Some events were not disrupted but the participants had to make significant alternate travel plans to fulfill the fixture. The UEFA Champions League semi-final teams FC Barcelona and Olympique Lyonnais travelled by coach to their matches with Inter Milan and Bayern Munich respectively and in the Europa League both English travelling teams, Liverpool and Fulham had to make long journeys by coach, train and Eurostar to reach their respective destinations in Madrid and Hamburg.

=== Other ===
The eruption impacted a record-breaking round-the-world flight led by Captain Riccardo Mortara. His private plane was due to land in Keflavik, Iceland, but with runways shut down was forced to abort at the last minute, costing his historic speed flight four to five hours.

== Effect on the environment ==
The volcano released approximately 150,000 tonnes of CO_{2} each day, or approximately 4.5 million tonnes of carbon dioxide by 19 April 2010. The massive reduction of air travel occurring over European skies caused by the ash cloud, saved an estimated 1.3 to 2.8 million tonnes of carbon dioxide from entering the atmosphere by 19 April 2010.

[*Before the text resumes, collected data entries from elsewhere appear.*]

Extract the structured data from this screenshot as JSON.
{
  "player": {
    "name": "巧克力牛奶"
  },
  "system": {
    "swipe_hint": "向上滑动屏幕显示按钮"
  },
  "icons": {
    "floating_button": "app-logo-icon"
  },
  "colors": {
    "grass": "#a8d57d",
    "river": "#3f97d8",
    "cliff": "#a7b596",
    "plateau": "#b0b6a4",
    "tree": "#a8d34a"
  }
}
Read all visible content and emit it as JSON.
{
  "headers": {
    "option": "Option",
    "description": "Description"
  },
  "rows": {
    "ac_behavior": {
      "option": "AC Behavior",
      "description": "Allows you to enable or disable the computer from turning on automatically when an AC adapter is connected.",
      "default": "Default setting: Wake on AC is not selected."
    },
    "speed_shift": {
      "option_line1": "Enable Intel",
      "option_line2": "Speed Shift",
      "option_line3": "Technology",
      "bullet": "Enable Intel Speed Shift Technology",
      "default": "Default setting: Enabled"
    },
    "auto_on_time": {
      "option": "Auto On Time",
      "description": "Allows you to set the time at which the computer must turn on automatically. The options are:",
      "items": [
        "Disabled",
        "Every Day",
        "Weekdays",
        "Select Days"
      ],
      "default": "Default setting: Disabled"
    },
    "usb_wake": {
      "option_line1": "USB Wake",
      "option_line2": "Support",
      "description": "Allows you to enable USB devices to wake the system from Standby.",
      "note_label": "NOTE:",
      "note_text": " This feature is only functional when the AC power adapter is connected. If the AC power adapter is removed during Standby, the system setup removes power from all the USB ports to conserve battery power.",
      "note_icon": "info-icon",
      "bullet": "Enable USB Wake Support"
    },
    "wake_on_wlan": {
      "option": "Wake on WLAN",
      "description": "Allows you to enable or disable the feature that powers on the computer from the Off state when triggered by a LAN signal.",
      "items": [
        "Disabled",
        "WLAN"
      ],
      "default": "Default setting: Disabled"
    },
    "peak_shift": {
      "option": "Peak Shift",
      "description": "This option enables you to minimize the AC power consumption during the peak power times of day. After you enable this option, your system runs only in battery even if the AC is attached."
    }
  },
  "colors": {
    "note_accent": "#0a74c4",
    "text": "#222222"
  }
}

Residents of West London under the Heathrow Airport flight path have described the peace as 'bliss'. John Stewart of the Heathrow Association for the Control of Aircraft Noise said they had been inundated with emails and phone calls and said "The message is that this is what life should be like. The peace and quiet is absolutely wonderful." Christine Shilling, of the No Third Runway Action Group, who lives in nearby Harmondsworth, said: "I've lived here more than 40 years and I've never known such peace." Jenny Tonge, president of HACAN Clearskies, life peer and former Liberal Democrat MP for Richmond Park in London said "Dare we hope that it will finally lay the Third Runway at Heathrow to rest and concentrate government minds on more environmentally friendly and sustainable forms of transport?"